Some people think that morality is naturally emergent phenomena and AI will simply attain it by getting smarter, some people even think that a particular version of human ethics will emerge (out of human-prodused training data) that they like. And we don’t have to worry about things like AI alignment because thing will sort themself out so P(doom|superintelligence) is very small.
Some people think that there is a "shoggoth" pretending to be "nice and helpful", that we can have somewhat meaningful conversation with it about "justice" and "diversity" but we have no idea if this entity upon attaining (or making) superintelligence still be as "nice and helpful" as it is appear to be now.

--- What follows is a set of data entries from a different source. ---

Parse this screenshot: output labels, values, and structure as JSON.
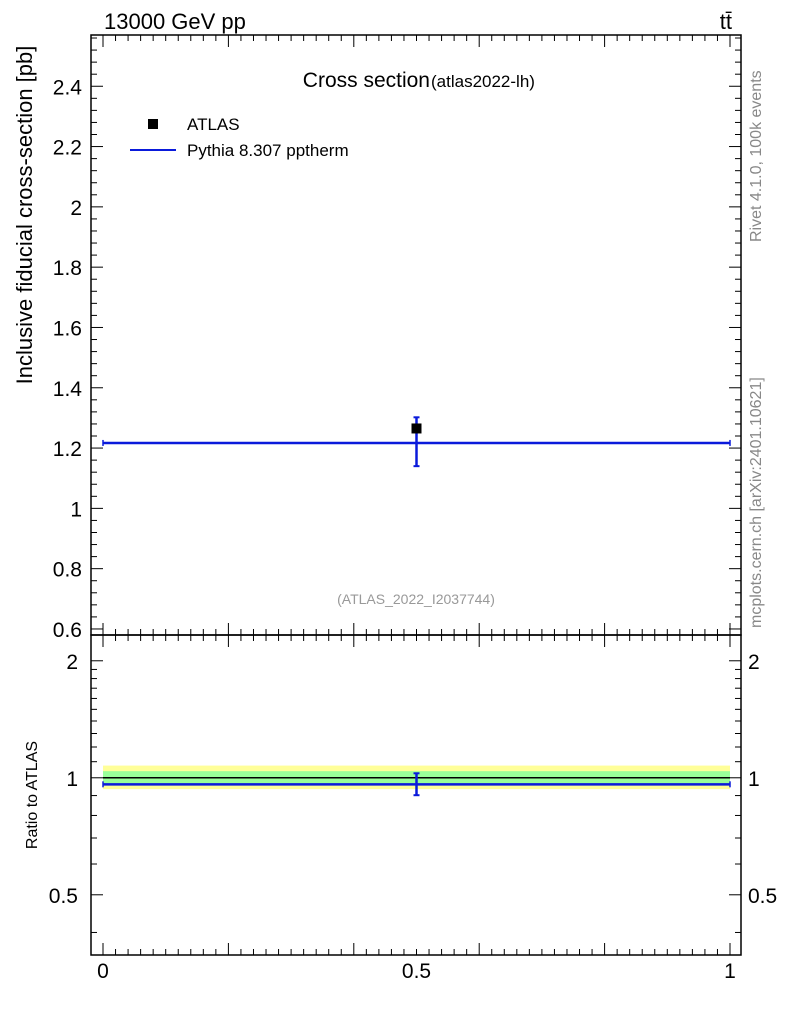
{
  "header": {
    "left": "13000 GeV pp",
    "right": "tt̄"
  },
  "side_labels": {
    "rivet": "Rivet 4.1.0,  100k events",
    "mcplots": "mcplots.cern.ch [arXiv:2401.10621]"
  },
  "chart_data": [
    {
      "type": "scatter",
      "panel": "main",
      "title": "Cross section",
      "subtitle": "(atlas2022-lh)",
      "ylabel": "Inclusive fiducial cross-section [pb]",
      "xlabel": "",
      "xlim": [
        0,
        1
      ],
      "ylim": [
        0.58,
        2.57
      ],
      "yticks": [
        0.6,
        0.8,
        1,
        1.2,
        1.4,
        1.6,
        1.8,
        2,
        2.2,
        2.4
      ],
      "ytick_labels": [
        "0.6",
        "0.8",
        "1",
        "1.2",
        "1.4",
        "1.6",
        "1.8",
        "2",
        "2.2",
        "2.4"
      ],
      "legend_placement": "top-left",
      "annotation": "(ATLAS_2022_I2037744)",
      "series": [
        {
          "name": "ATLAS",
          "kind": "points",
          "color": "#000000",
          "points": [
            {
              "x": 0.5,
              "y": 1.265,
              "yerr_low": 0.0,
              "yerr_high": 0.0
            }
          ]
        },
        {
          "name": "Pythia 8.307 pptherm",
          "kind": "histogram",
          "color": "#0a1adb",
          "bins": [
            {
              "xlow": 0,
              "xhigh": 1,
              "y": 1.217
            }
          ],
          "points": [
            {
              "x": 0.5,
              "y": 1.217,
              "yerr_low": 0.077,
              "yerr_high": 0.085
            }
          ]
        }
      ]
    },
    {
      "type": "scatter",
      "panel": "ratio",
      "ylabel": "Ratio to ATLAS",
      "xlim": [
        0,
        1
      ],
      "ylim": [
        0.35,
        2.33
      ],
      "yscale": "log",
      "yticks": [
        0.5,
        1,
        2
      ],
      "ytick_labels": [
        "0.5",
        "1",
        "2"
      ],
      "xticks": [
        0,
        0.5,
        1
      ],
      "xtick_labels": [
        "0",
        "0.5",
        "1"
      ],
      "bands": [
        {
          "name": "ATLAS total uncertainty",
          "color": "#ffff99",
          "low": 0.935,
          "high": 1.075
        },
        {
          "name": "ATLAS stat uncertainty",
          "color": "#99ff99",
          "low": 0.965,
          "high": 1.04
        }
      ],
      "reference_line": 1,
      "series": [
        {
          "name": "Pythia 8.307 pptherm",
          "kind": "histogram",
          "color": "#0a1adb",
          "bins": [
            {
              "xlow": 0,
              "xhigh": 1,
              "y": 0.962
            }
          ],
          "points": [
            {
              "x": 0.5,
              "y": 0.962,
              "yerr_low": 0.06,
              "yerr_high": 0.065
            }
          ]
        }
      ]
    }
  ]
}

And this people have different P(doom|superintelligence) which is a lot bigger.
So P(Oxygen|superintelligence) and P(Functioning|superintelligence) and P(Safety|superintelligence) and P(Temperature|superintelligence) and P(Hydration|superintelligence) is either this or that - 50%. Because we can safely discard a possibility that SAIs don't understand (for given amount of understanding) what they are talking about with us in chat form. It is either understand and will ensure that certain level of oxygenation is upheld or it understand but will not ensure. That's not how it works, but that's how lazy i am now.
And so P(doom|superintelligence)=99,96875% (100-(0,5*0,5*0,5*0,5*0,5)) or 50% if you don't like really small number and prefer to see this "it will doom us or it will not".. Maybe there is domed existence in our future. Nice oxygenated habitats surrounded by hellish industrial landscape of "making more GPUs" (and some foodpaste). So, it is not a question of specific circumstances for AI wanting to kill all humans, but specific circumstances of human survival and specific preference of outcomes (or something like that) inside the ASI to keep humans alive.
Why would ASI do something that depletes oxygen? A don't know. But it is easy to imagen why and how it will try to harness most of the sunlight and results will kill most of the humans. Or it will know that humans wont allow it to build so many solar panels and kill us preemtevily.
How P(doom|superintelligence) can be changed for the better? It is easiest of Ps to change. We only need to advance interpretability research well enough so inner structure of numbers that is an AI will be as understood by developers as code of Skyrim or Windows XP was understood back in the past. We don't even need a "unified human value theory" for this because of how easy most of "Immediate survival needs" can be expressed with math.
How P(doom|superintelligence) can be reversed and not simply "changed for the better"? From 99,96875% to 0,03125? I don't know.
And why probabilities are independent? Because LLMs are trained. Not programmed.
But this was only Level I: Immediate Survival needs. There are 5 levels of needs! Needs on Level II is a 50% probability too! They too can be somewhat easily expressed in math but there is 9 of them! And if ASI won’t care for even 1 of them...
From Level III and higher there will be no "coins" with 50% but "dices" (with 3 and more sides and some of them can be rigged like how now ChatGPT can be trained not to come up with lawbreaking scemes almost all the time) because humans disagree on these options. How many permutations between different ideas for Urge Satiation (freedom from an intense addiction or urge that can’t be satiated (e.g., a heroin user who is in the throes of a very strong urge to use again or someone who is very hungry when there is food just out of reach that they can’t get to) and Choice (the ability to make choices about what we do and don’t do (including freedom from imprisonment, enslavement, and extreme coercion or control)? And we can't forget to keep a side for "shoggoth understand but do not care to follow".
If we can get levels 1 and 2 exactly right (and how unlikely that is? 14 "coin tosses") we will come from P(doom|superintelligence) to P(distopia|superintelligence) with 14 tosses and 17 throws. After that is P(weirdtopia|superintelligence) and finally P(utopia|superintelligence). How unlikely it is looks now with current advances in "unified human value theory" and interpretability research?